The Waterkeepers are slick, prepared, and highly emotional.
They bring the first team, the same ones that went to court in
North Carolina. Their film starts with the state of the Neuse
River today, the ravages of Pfeisteria, the nitrogenization
of the coastal watershed downstream. They move quickly to the
hog industry -- hurricane footage with overflowing lagoons, drowned
hogs, lagoons being pumped onto saturated fields near waterways.
They bypass numerous salient facts about point sources of discharge,
100-year events, local agriculture evolution, urban sprawl as
a nitrogen source. All serious and scientifically relevant.
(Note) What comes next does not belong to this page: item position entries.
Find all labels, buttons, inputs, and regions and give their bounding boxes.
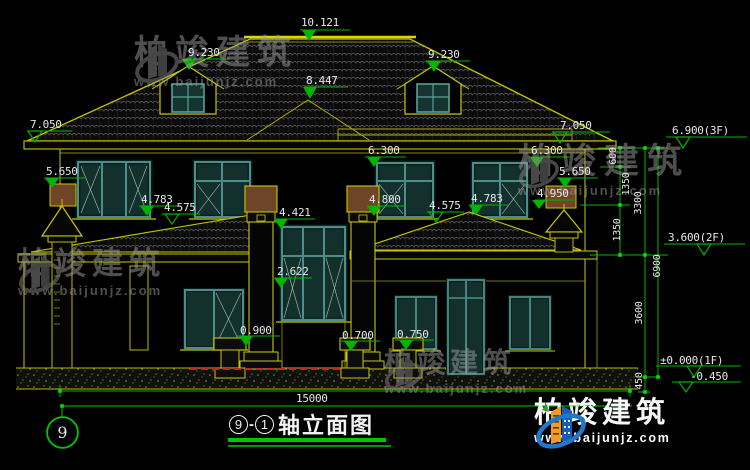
brand-logo-icon: [534, 399, 588, 453]
elev-label: 4.950: [537, 188, 569, 199]
axis-bubble-end: 1: [255, 415, 274, 434]
elev-label: 7.050: [30, 119, 62, 130]
title-underline-thin: [228, 445, 391, 447]
elev-label: 2.622: [277, 266, 309, 277]
main-roof: [24, 37, 616, 149]
dimension-label: 450: [635, 372, 645, 389]
axis-separator: -: [249, 416, 254, 433]
ground: [16, 368, 638, 389]
elev-label: 4.783: [471, 193, 503, 204]
dimension-label: 15000: [296, 393, 328, 404]
elev-label: -0.450: [690, 371, 728, 382]
elev-label: 7.050: [560, 120, 592, 131]
site-logo: 柏竣建筑 www.baijunjz.com: [534, 399, 671, 445]
cad-canvas: 柏竣建筑 www.baijunjz.com 柏竣建筑 www.baijunjz.…: [0, 0, 750, 470]
elev-label: 4.575: [429, 200, 461, 211]
elev-label: 4.421: [279, 207, 311, 218]
title-underline-thick: [228, 438, 386, 442]
dimension-label: 1350: [622, 173, 632, 196]
elev-label: 9.230: [188, 47, 220, 58]
dimension-label: 3300: [634, 192, 644, 215]
dimension-label: 3600: [635, 302, 645, 325]
elev-label: 0.750: [397, 329, 429, 340]
drawing-title-text: 轴立面图: [278, 408, 374, 440]
elev-label: 0.700: [342, 330, 374, 341]
dimension-label: 600: [609, 147, 619, 164]
axis-bubble-start: 9: [229, 415, 248, 434]
elev-label: 8.447: [306, 75, 338, 86]
elev-label: 0.900: [240, 325, 272, 336]
elev-label: 6.300: [368, 145, 400, 156]
grid-bubble: 9: [47, 417, 78, 448]
elev-label: 6.300: [531, 145, 563, 156]
grid-bubble-label: 9: [57, 423, 67, 442]
elev-label: 5.650: [559, 166, 591, 177]
elev-label: 6.900(3F): [672, 125, 729, 136]
elev-label: 5.650: [46, 166, 78, 177]
drawing-title: 9 - 1 轴立面图: [229, 408, 374, 440]
elev-label: ±0.000(1F): [660, 355, 723, 366]
elev-label: 4.800: [369, 194, 401, 205]
elev-label: 4.575: [164, 202, 196, 213]
dimension-label: 6900: [653, 255, 663, 278]
elev-label: 10.121: [301, 17, 339, 28]
elev-label: 9.230: [428, 49, 460, 60]
elev-label: 3.600(2F): [668, 232, 725, 243]
dimension-label: 1350: [613, 219, 623, 242]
Then they switched horses. Hammering on Concentrated Animal
Feeding Operations of all types, they show footage of the welfare
issue recently brought to light in Oklahoma -- footage that had
to come directly from the extremist animal rights group that commissioned
it. They dwell on sow housing. They'd already had a USDA employee
from Iowa share his study on perc rates from lagoons in that state.
(Who's watching our government employees over there?) Then they
jumped to sustainable agriculture and "organically grown",
niche market production as the only real way to preserve our rural
communities, our environment, our very being. Everybody gets a
milk cow, four beef cows, six...
Then they all went back to the big city.
And this country boy sees anti-food-animal as the sole agenda.
The vegans are there, in force. A new battlefront is drawn. They
intend to do away with agriculture as we've been redesigning it.
They're also deep in the anti-feed-grade-antibiotics-to-animals
issue.
Has anyone got some shoats they want me to cut?